Bild mit Seltenheitswert: Historisches Foto zeigt Lienzingens erste Tankstelle im Jahr 1930
Mühlacker-Lienzingen. Als Lore Rieger den Bericht über den Abbruch des Gebäudes Friedenstraße 12 gelesen hatte, stöberte sie in ihrem Fotoalbum und fand eine Rarität: Eine Aufnahme des Hauses aus dem Jahr 1930 mit der Benzin-Zapfsäule davor.

Im Hintergrund der Gemischtwarenladen von Gottlob und Luise Common, die sich zum Familienfoto in Position gebracht hatten. Neben ihnen Frida Stickel und Lore, die jetzt 92-Jährige, als Mädchen. Es war das elterliche Haus.
Sie rief Stadtrat Günter Bächle an, der seit Monaten auf der Suche nach einem solchen Foto mit der ersten Tankstelle von Lienzingen war, nachdem er die Geschichte der Zapfsäulen in dem Dorf recherchiert und für seinen Blog aufgearbeitet hatte.
"Eine große Rarität", freuten sich er und Stadtarchivarin Marlis Lippik, die das kostbare Stück Ortsgeschichte ihrem Bildfundus hinzugefügt hat.
Abbrucharbeiten müssen eingestellt werden
Albert Schnabel betrieb von 1927 bis 1929 in dem um 1900 errichteten Haus die Poststelle und den Gemischtwarenhandel. Er war es, der 1928 vor dem Gebäude die erste Tankstelle in Lienzingen errichtet hatte. Als Schnabel 1929 verkaufte, übernahm die Familie Common den Laden und die Postagentur, zuerst Gottlob Common und dann bis zu ihrem Tod 1966 Frida Stickel, geborene Common.
Die Mitte voriger Woche begonnenen Abbrucharbeiten mussten auf Anordnung des amtlichen Denkmalschutzes eingestellt werden, weil die Genehmigung durchs Regierungspräsidium fehlte, so Günter Bächle in einer Mitteilung der CDU-Gemeinderatsfraktion.
Das Regierungspräsidium Karlsruhe informierte: Da das Gebäude im Geltungsbereich der Gesamtanlage "Etterdorf Lienzingen" liege, bedürften Veränderungen der Genehmigung durch die untere Denkmalschutzbehörde bei der Stadt Mühlacker. Bei diesem Verfahren sei dann das Landesamt für Denkmalpflege im Regierungspräsidium (RP) Stuttgart zu beteiligen. Worauf Bächle im Rathaus nachfragte, ob das so beschriebene Verfahren abgeschlossen sei.
Grundstück soll wieder bebaut werden
Ergebnis: Die Antragstellung der Stadt beim RP erfolgte am 24. Januar, die Abbrucharbeiten begannen schon zwei Arbeitstage zuvor.
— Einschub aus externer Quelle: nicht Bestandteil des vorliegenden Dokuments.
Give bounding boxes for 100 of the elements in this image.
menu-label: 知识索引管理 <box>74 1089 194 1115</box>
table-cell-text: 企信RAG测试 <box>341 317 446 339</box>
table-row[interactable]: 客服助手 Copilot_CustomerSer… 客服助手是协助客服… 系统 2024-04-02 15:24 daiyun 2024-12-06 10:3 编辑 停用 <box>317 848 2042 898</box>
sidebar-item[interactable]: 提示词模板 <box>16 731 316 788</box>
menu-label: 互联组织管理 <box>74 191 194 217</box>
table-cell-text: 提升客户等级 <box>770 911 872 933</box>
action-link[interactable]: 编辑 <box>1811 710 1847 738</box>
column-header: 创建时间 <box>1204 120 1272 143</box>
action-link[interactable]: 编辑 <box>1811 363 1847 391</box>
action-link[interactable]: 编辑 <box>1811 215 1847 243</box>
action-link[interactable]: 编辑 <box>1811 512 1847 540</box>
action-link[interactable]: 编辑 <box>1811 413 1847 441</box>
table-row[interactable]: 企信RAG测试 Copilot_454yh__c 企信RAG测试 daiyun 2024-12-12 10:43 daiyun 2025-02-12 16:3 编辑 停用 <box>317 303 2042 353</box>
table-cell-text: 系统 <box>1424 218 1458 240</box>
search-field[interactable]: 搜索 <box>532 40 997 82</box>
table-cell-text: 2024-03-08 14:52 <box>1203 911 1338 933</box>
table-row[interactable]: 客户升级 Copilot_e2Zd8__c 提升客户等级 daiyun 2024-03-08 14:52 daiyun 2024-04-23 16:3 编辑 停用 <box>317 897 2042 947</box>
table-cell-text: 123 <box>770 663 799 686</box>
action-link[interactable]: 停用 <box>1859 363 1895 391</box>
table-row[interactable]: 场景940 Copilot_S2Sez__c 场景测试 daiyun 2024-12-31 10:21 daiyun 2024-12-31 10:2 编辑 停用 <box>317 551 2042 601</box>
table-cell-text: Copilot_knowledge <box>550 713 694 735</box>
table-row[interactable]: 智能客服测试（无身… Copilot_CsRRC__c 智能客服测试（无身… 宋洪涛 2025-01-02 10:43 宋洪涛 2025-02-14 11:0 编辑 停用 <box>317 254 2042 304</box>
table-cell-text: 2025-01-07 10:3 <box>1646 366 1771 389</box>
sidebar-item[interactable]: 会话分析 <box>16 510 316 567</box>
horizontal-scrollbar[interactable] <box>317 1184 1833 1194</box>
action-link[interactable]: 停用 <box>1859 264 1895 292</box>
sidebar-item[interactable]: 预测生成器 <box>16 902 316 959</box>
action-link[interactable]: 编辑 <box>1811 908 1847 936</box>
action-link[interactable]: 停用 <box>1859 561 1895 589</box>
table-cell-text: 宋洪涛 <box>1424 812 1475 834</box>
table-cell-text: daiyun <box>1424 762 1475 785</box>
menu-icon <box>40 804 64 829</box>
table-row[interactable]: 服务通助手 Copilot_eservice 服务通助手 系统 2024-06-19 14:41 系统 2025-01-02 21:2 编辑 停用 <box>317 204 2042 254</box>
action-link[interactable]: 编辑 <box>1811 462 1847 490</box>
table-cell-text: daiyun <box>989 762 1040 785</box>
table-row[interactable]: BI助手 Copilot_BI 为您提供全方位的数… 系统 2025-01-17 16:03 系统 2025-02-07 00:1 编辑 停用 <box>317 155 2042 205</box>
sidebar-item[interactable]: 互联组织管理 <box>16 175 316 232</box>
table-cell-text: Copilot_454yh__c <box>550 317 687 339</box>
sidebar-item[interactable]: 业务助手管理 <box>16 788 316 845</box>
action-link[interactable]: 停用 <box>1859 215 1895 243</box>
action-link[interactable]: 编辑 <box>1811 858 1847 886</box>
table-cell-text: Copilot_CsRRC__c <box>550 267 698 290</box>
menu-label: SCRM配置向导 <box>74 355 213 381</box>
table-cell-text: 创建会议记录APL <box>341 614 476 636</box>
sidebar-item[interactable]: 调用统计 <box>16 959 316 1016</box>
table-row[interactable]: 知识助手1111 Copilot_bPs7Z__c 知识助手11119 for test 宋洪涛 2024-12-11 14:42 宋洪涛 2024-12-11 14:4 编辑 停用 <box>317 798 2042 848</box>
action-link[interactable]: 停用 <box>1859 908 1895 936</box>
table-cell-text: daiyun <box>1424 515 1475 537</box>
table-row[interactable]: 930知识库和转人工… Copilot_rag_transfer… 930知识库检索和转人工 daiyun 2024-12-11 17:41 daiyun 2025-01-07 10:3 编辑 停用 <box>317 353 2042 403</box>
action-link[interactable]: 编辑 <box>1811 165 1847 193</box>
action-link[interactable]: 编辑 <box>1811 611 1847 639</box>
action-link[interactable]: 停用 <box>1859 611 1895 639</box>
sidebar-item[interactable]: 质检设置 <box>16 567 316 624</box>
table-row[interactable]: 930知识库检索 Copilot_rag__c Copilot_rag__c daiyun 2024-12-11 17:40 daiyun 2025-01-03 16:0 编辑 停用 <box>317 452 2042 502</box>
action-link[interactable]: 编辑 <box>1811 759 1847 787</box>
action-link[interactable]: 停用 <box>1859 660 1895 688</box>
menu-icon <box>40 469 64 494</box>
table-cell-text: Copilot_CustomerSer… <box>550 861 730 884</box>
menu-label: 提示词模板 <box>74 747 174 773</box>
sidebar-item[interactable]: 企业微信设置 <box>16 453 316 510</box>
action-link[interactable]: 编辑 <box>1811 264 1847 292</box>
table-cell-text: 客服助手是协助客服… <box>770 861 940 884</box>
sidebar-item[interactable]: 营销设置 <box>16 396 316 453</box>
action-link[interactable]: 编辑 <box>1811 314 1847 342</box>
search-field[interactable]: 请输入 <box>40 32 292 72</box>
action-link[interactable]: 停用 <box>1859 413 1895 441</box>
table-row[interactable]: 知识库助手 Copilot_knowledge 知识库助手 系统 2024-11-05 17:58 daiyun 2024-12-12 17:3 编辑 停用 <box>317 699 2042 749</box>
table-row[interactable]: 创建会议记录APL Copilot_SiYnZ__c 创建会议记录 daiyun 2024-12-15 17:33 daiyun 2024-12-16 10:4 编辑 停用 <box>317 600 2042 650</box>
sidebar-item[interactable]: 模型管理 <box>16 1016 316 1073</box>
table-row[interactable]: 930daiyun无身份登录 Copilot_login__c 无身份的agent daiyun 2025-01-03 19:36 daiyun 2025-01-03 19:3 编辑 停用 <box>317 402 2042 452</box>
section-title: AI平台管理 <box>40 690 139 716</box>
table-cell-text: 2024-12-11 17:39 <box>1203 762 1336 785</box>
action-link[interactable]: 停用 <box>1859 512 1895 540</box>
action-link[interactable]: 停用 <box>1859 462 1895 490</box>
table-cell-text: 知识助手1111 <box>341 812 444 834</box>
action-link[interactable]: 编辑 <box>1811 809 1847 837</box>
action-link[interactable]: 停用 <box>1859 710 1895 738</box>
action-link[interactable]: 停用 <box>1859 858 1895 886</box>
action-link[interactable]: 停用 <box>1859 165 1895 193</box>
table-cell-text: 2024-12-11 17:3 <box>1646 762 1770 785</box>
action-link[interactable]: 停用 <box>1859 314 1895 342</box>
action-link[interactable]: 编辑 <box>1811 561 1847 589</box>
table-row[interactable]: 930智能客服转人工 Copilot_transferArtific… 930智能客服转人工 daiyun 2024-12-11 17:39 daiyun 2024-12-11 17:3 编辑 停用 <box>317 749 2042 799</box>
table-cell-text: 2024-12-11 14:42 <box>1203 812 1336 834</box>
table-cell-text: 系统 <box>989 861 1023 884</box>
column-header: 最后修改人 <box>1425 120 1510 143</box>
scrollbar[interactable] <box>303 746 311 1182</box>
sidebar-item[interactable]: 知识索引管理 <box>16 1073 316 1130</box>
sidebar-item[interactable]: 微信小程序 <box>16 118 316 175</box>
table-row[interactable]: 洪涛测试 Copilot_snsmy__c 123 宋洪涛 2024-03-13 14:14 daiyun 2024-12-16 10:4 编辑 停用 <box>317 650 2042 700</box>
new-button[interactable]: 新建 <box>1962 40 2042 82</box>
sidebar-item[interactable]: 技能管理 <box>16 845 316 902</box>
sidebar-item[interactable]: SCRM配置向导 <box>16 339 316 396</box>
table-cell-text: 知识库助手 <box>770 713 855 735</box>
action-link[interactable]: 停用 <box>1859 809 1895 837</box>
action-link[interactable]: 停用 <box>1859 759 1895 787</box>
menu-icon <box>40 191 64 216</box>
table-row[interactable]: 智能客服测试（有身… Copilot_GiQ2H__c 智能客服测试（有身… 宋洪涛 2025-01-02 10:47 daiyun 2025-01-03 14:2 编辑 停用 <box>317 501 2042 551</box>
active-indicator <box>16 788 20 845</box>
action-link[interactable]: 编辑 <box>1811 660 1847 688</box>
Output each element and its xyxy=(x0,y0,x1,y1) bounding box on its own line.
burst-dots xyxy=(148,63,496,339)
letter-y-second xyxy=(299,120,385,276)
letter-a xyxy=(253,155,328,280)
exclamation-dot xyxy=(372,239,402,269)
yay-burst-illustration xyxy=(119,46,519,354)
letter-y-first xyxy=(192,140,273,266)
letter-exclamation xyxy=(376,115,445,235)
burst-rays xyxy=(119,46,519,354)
Der zu späte Antrag beruhe, ist der Stadtrat überzeugt, möglicherweise auf Unkenntnis. Nun müssten die Abbrucharbeiten für einige Tage ruhen. Das Landesamt für Denkmalschutz habe signalisiert, dass gegen den Abbruch keine Bedenken bestehen.
Eine Auflage soll dafür sorgen, dass das Grundstück innerhalb der nächsten drei Jahre wieder bebaut wird – in Absprache mit dem Denkmalamt. Bächle erinnert daran, dass es Überlegungen gegeben habe, die historische Fassade zu erhalten, die aber nicht weiter verfolgt wurden.
Diese Vorgeschichte darzustellen sei wichtig, da in Lienzingen jetzt kritisch gefragt werde, ob die Stadt leichter abreißen könne als Private, so Bächle. Deshalb sei es gut, dass das Landesdenkmalamt nun seine Hand drauf habe.